How Do You Calculate the Angle Theta for a Pendulum Near Mt. Everest?

[evan b]

Homework Statement

Estimate the angle theta of the pendulum bob if it is 4.80km from the center of Mt. Everest.

The Attempt at a Solution

Tan(theta) = (GMeverest/r^2)/g

I have been trying to use this formula, but i don't think its the right one?

 

[Kurdt]

I think that formula should be ok for an estimate.

 

[baba89]

I would first clarify the question and gather more information. What is the specific setup of the pendulum in relation to Mt. Everest? Is the pendulum bob at rest or in motion? What is the mass of the pendulum bob? Without this information, it is difficult to provide an accurate response.

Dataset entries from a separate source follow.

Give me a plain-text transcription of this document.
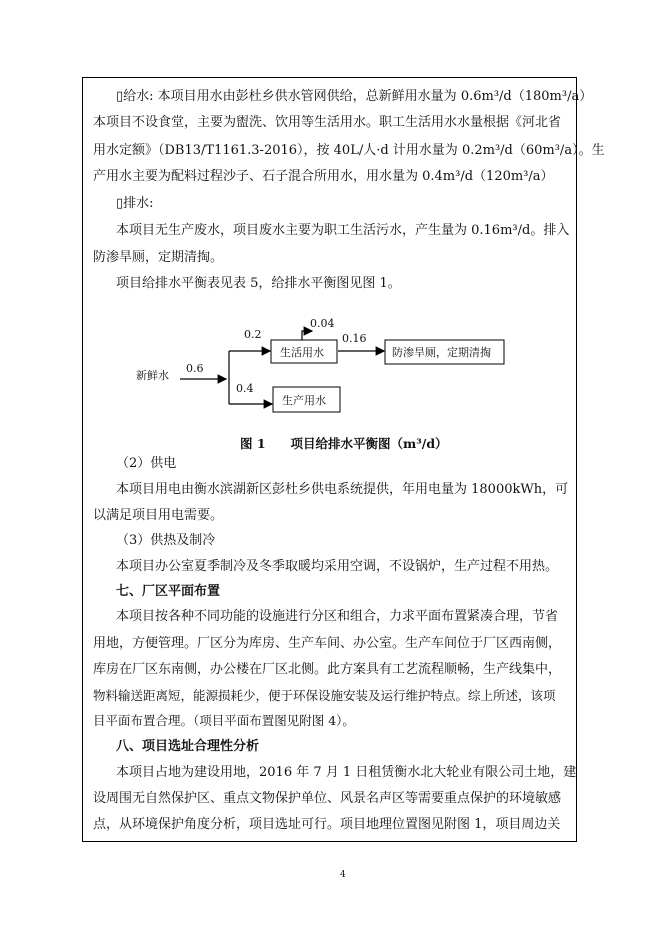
▯给水: 本项目用水由彭杜乡供水管网供给，总新鲜用水量为 0.6m³/d（180m³/a）
本项目不设食堂，主要为盥洗、饮用等生活用水。职工生活用水水量根据《河北省
用水定额》（DB13/T1161.3-2016），按 40L/人·d 计用水量为 0.2m³/d（60m³/a）。生
产用水主要为配料过程沙子、石子混合所用水，用水量为 0.4m³/d（120m³/a）
▯排水:
本项目无生产废水，项目废水主要为职工生活污水，产生量为 0.16m³/d。排入
防渗旱厕，定期清掏。
项目给排水平衡表见表 5，给排水平衡图见图 1。
新鲜水
0.6
0.2
0.04
0.16
0.4
生活用水	防渗旱厕，定期清掏
生产用水
图 1　　项目给排水平衡图（m³/d）
（2）供电
本项目用电由衡水滨湖新区彭杜乡供电系统提供，年用电量为 18000kWh，可
以满足项目用电需要。
（3）供热及制冷
本项目办公室夏季制冷及冬季取暖均采用空调，不设锅炉，生产过程不用热。
七、厂区平面布置
本项目按各种不同功能的设施进行分区和组合，力求平面布置紧凑合理，节省
用地，方便管理。厂区分为库房、生产车间、办公室。生产车间位于厂区西南侧，
库房在厂区东南侧，办公楼在厂区北侧。此方案具有工艺流程顺畅，生产线集中，
物料输送距离短，能源损耗少，便于环保设施安装及运行维护特点。综上所述，该项
目平面布置合理。（项目平面布置图见附图 4）。
八、项目选址合理性分析
本项目占地为建设用地，2016 年 7 月 1 日租赁衡水北大轮业有限公司土地，建
设周围无自然保护区、重点文物保护单位、风景名声区等需要重点保护的环境敏感
点，从环境保护角度分析，项目选址可行。项目地理位置图见附图 1，项目周边关
4
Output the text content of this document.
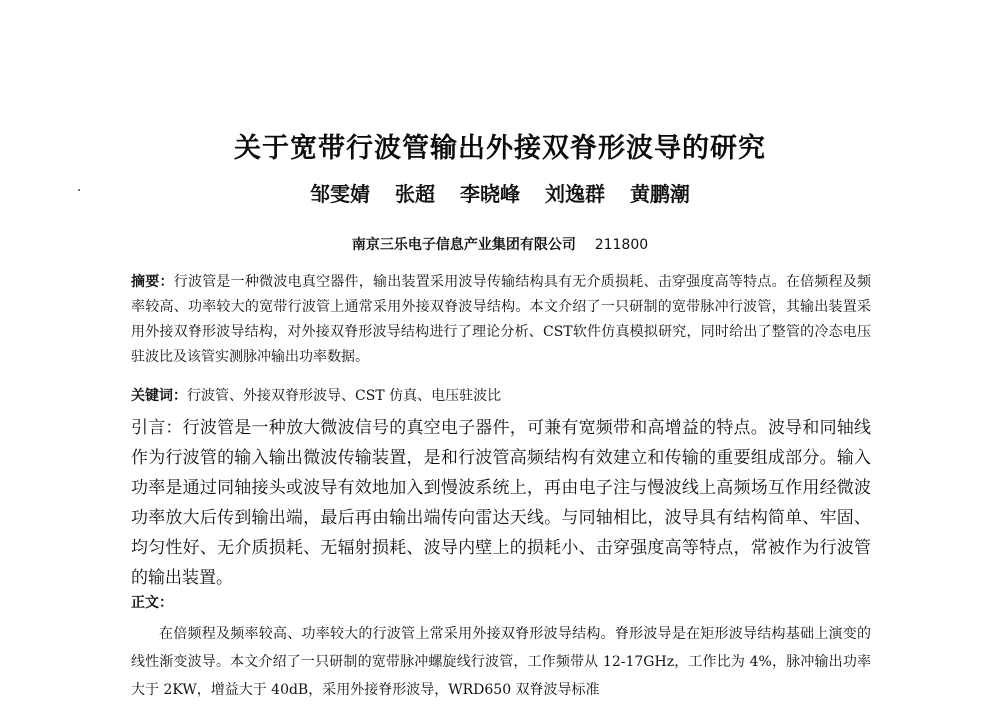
关于宽带行波管输出外接双脊形波导的研究
邹雯婧 张超 李晓峰 刘逸群 黄鹏潮
南京三乐电子信息产业集团有限公司 211800
摘要：行波管是一种微波电真空器件，输出装置采用波导传输结构具有无介质损耗、击穿强度高等特点。在倍频程及频率较高、功率较大的宽带行波管上通常采用外接双脊波导结构。本文介绍了一只研制的宽带脉冲行波管，其输出装置采用外接双脊形波导结构，对外接双脊形波导结构进行了理论分析、CST软件仿真模拟研究，同时给出了整管的冷态电压驻波比及该管实测脉冲输出功率数据。
关键词：行波管、外接双脊形波导、CST 仿真、电压驻波比
引言：行波管是一种放大微波信号的真空电子器件，可兼有宽频带和高增益的特点。波导和同轴线作为行波管的输入输出微波传输装置，是和行波管高频结构有效建立和传输的重要组成部分。输入功率是通过同轴接头或波导有效地加入到慢波系统上，再由电子注与慢波线上高频场互作用经微波功率放大后传到输出端，最后再由输出端传向雷达天线。与同轴相比，波导具有结构简单、牢固、均匀性好、无介质损耗、无辐射损耗、波导内壁上的损耗小、击穿强度高等特点，常被作为行波管的输出装置。
正文：
在倍频程及频率较高、功率较大的行波管上常采用外接双脊形波导结构。脊形波导是在矩形波导结构基础上演变的线性渐变波导。本文介绍了一只研制的宽带脉冲螺旋线行波管，工作频带从 12-17GHz，工作比为 4%，脉冲输出功率大于 2KW，增益大于 40dB，采用外接脊形波导，WRD650 双脊波导标准
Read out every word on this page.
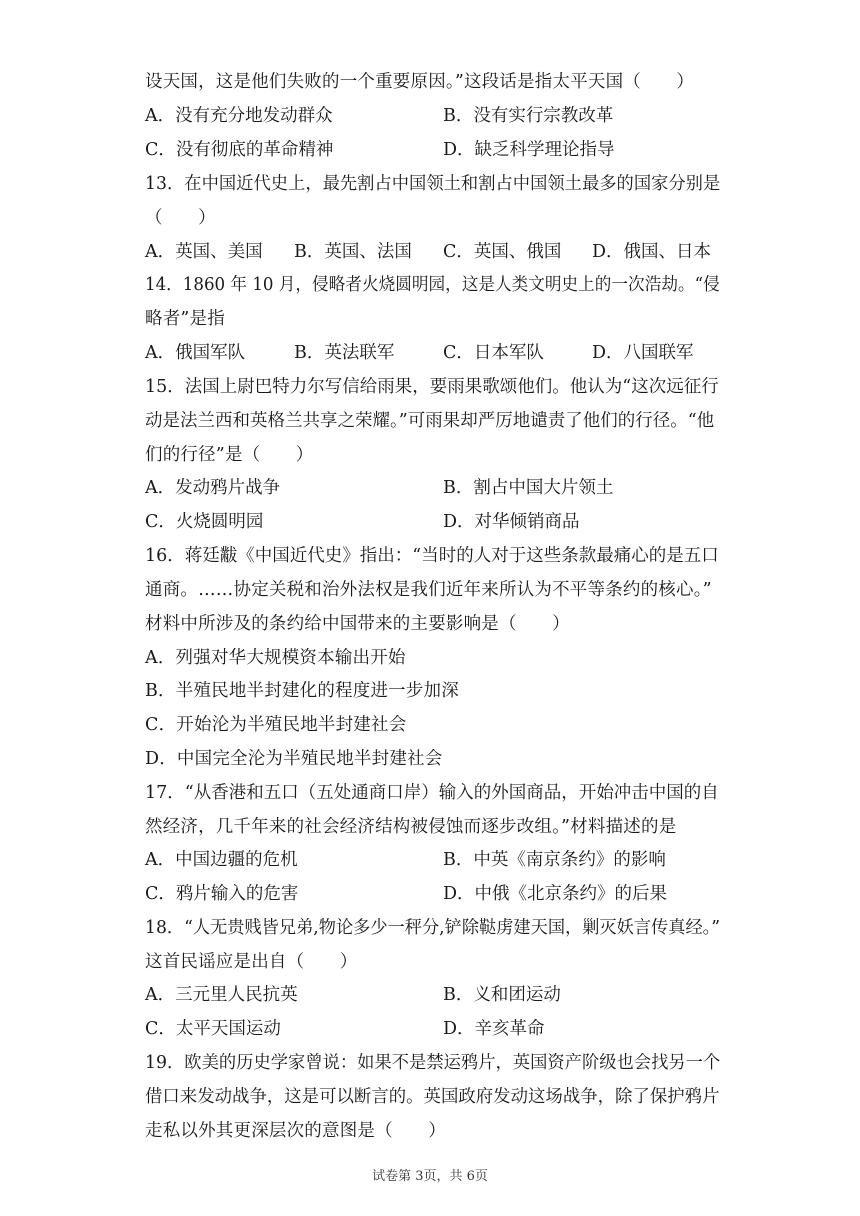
设天国，这是他们失败的一个重要原因。”这段话是指太平天国（　　）
A．没有充分地发动群众	B．没有实行宗教改革
C．没有彻底的革命精神	D．缺乏科学理论指导
13．在中国近代史上，最先割占中国领土和割占中国领土最多的国家分别是
（　　）
A．英国、美国 B．英国、法国 C．英国、俄国 D．俄国、日本
14．1860 年 10 月，侵略者火烧圆明园，这是人类文明史上的一次浩劫。“侵
略者”是指
A．俄国军队	B．英法联军	C．日本军队	D．八国联军
15．法国上尉巴特力尔写信给雨果，要雨果歌颂他们。他认为“这次远征行
动是法兰西和英格兰共享之荣耀。”可雨果却严厉地谴责了他们的行径。“他
们的行径”是（　　）
A．发动鸦片战争	B．割占中国大片领土
C．火烧圆明园	D．对华倾销商品
16．蒋廷黻《中国近代史》指出：“当时的人对于这些条款最痛心的是五口
通商。……协定关税和治外法权是我们近年来所认为不平等条约的核心。”
材料中所涉及的条约给中国带来的主要影响是（　　）
A．列强对华大规模资本输出开始
B．半殖民地半封建化的程度进一步加深
C．开始沦为半殖民地半封建社会
D．中国完全沦为半殖民地半封建社会
17．“从香港和五口（五处通商口岸）输入的外国商品，开始冲击中国的自
然经济，几千年来的社会经济结构被侵蚀而逐步改组。”材料描述的是
A．中国边疆的危机	B．中英《南京条约》的影响
C．鸦片输入的危害	D．中俄《北京条约》的后果
18．“人无贵贱皆兄弟,物论多少一秤分,铲除鞑虏建天国，剿灭妖言传真经。”
这首民谣应是出自（　　）
A．三元里人民抗英	B．义和团运动
C．太平天国运动	D．辛亥革命
19．欧美的历史学家曾说：如果不是禁运鸦片，英国资产阶级也会找另一个
借口来发动战争，这是可以断言的。英国政府发动这场战争，除了保护鸦片
走私以外其更深层次的意图是（　　）
试卷第 3页，共 6页
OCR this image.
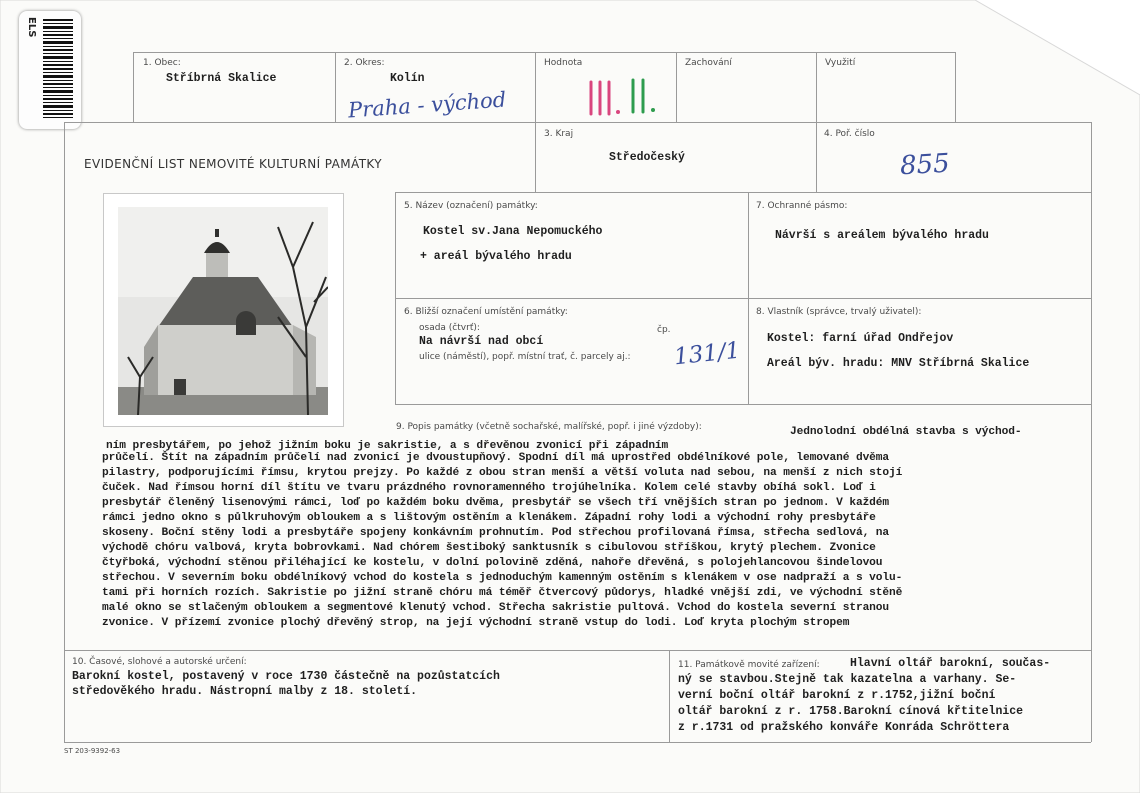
ELS
1. Obec:
Stříbrná Skalice
2. Okres:
Kolín
Praha - východ
Hodnota	Zachování	Využití
EVIDENČNÍ LIST NEMOVITÉ KULTURNÍ PAMÁTKY
3. Kraj
Středočeský
4. Poř. číslo
855
5. Název (označení) památky:
Kostel sv.Jana Nepomuckého
+ areál bývalého hradu
7. Ochranné pásmo:
Návrší s areálem bývalého hradu
6. Bližší označení umístění památky:
osada (čtvrť):
Na návrší nad obcí
čp.
ulice (náměstí), popř. místní trať, č. parcely aj.: 131/1
8. Vlastník (správce, trvalý uživatel):
Kostel: farní úřad Ondřejov
Areál býv. hradu: MNV Stříbrná Skalice
9. Popis památky (včetně sochařské, malířské, popř. i jiné výzdoby):	Jednolodní obdélná stavba s východ-
ním presbytářem, po jehož jižním boku je sakristie, a s dřevěnou zvonicí při západním
průčelí. Štít na západním průčelí nad zvonicí je dvoustupňový. Spodní díl má uprostřed obdélníkové pole, lemované dvěma
pilastry, podporujícími římsu, krytou prejzy. Po každé z obou stran menší a větší voluta nad sebou, na menší z nich stojí
čuček. Nad římsou horní díl štítu ve tvaru prázdného rovnoramenného trojúhelníka. Kolem celé stavby obíhá sokl. Loď i
presbytář členěný lisenovými rámci, loď po každém boku dvěma, presbytář se všech tří vnějších stran po jednom. V každém
rámci jedno okno s půlkruhovým obloukem a s lištovým ostěním a klenákem. Západní rohy lodi a východní rohy presbytáře
skoseny. Boční stěny lodi a presbytáře spojeny konkávním prohnutím. Pod střechou profilovaná římsa, střecha sedlová, na
východě chóru valbová, kryta bobrovkami. Nad chórem šestiboký sanktusník s cibulovou stříškou, krytý plechem. Zvonice
čtyřboká, východní stěnou přiléhající ke kostelu, v dolní polovině zděná, nahoře dřevěná, s polojehlancovou šindelovou
střechou. V severním boku obdélníkový vchod do kostela s jednoduchým kamenným ostěním s klenákem v ose nadpraží a s volu-
tami při horních rozích. Sakristie po jižní straně chóru má téměř čtvercový půdorys, hladké vnější zdi, ve východní stěně
malé okno se stlačeným obloukem a segmentové klenutý vchod. Střecha sakristie pultová. Vchod do kostela severní stranou
zvonice. V přízemí zvonice plochý dřevěný strop, na její východní straně vstup do lodi. Loď kryta plochým stropem
10. Časové, slohové a autorské určení:
Barokní kostel, postavený v roce 1730 částečně na pozůstatcích
středověkého hradu. Nástropní malby z 18. století.
11. Památkově movité zařízení:	Hlavní oltář barokní, součas-
ný se stavbou.Stejně tak kazatelna a varhany. Se-
verní boční oltář barokní z r.1752,jižní boční
oltář barokní z r. 1758.Barokní cínová křtitelnice
z r.1731 od pražského konváře Konráda Schröttera
ST 203-9392-63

Assuming the pendulum bob is at rest and the setup is a simple pendulum, we can use the formula for the period of a pendulum: T = 2π√(L/g), where T is the period, L is the length of the pendulum, and g is the acceleration due to gravity. Since we are given the distance from the center of Mt. Everest (4.80km), we can use this as the length of the pendulum (L). To find the value of g, we can use the universal law of gravitation: F = GmM/r^2, where F is the force of gravity, G is the universal gravitational constant, m is the mass of the Earth, M is the mass of the pendulum bob, and r is the distance between the center of the Earth and the pendulum bob. By rearranging this equation, we can solve for g: g = GM/r^2. Now, we can substitute the values we have into the formula for the period of a pendulum and solve for theta:

T = 2π√(L/g)

= 2π√(4.80km/((GM/r^2)))

= 2π√(4.80km/((6.67x10^-11 Nm^2/kg^2)(5.98x10^24 kg)/(4.80km)^2))

= 2.36 seconds

Therefore, the angle theta of the pendulum bob is approximately 2.36 seconds. However, please note that this is an estimation and may not be accurate without more information about the setup and conditions of the pendulum.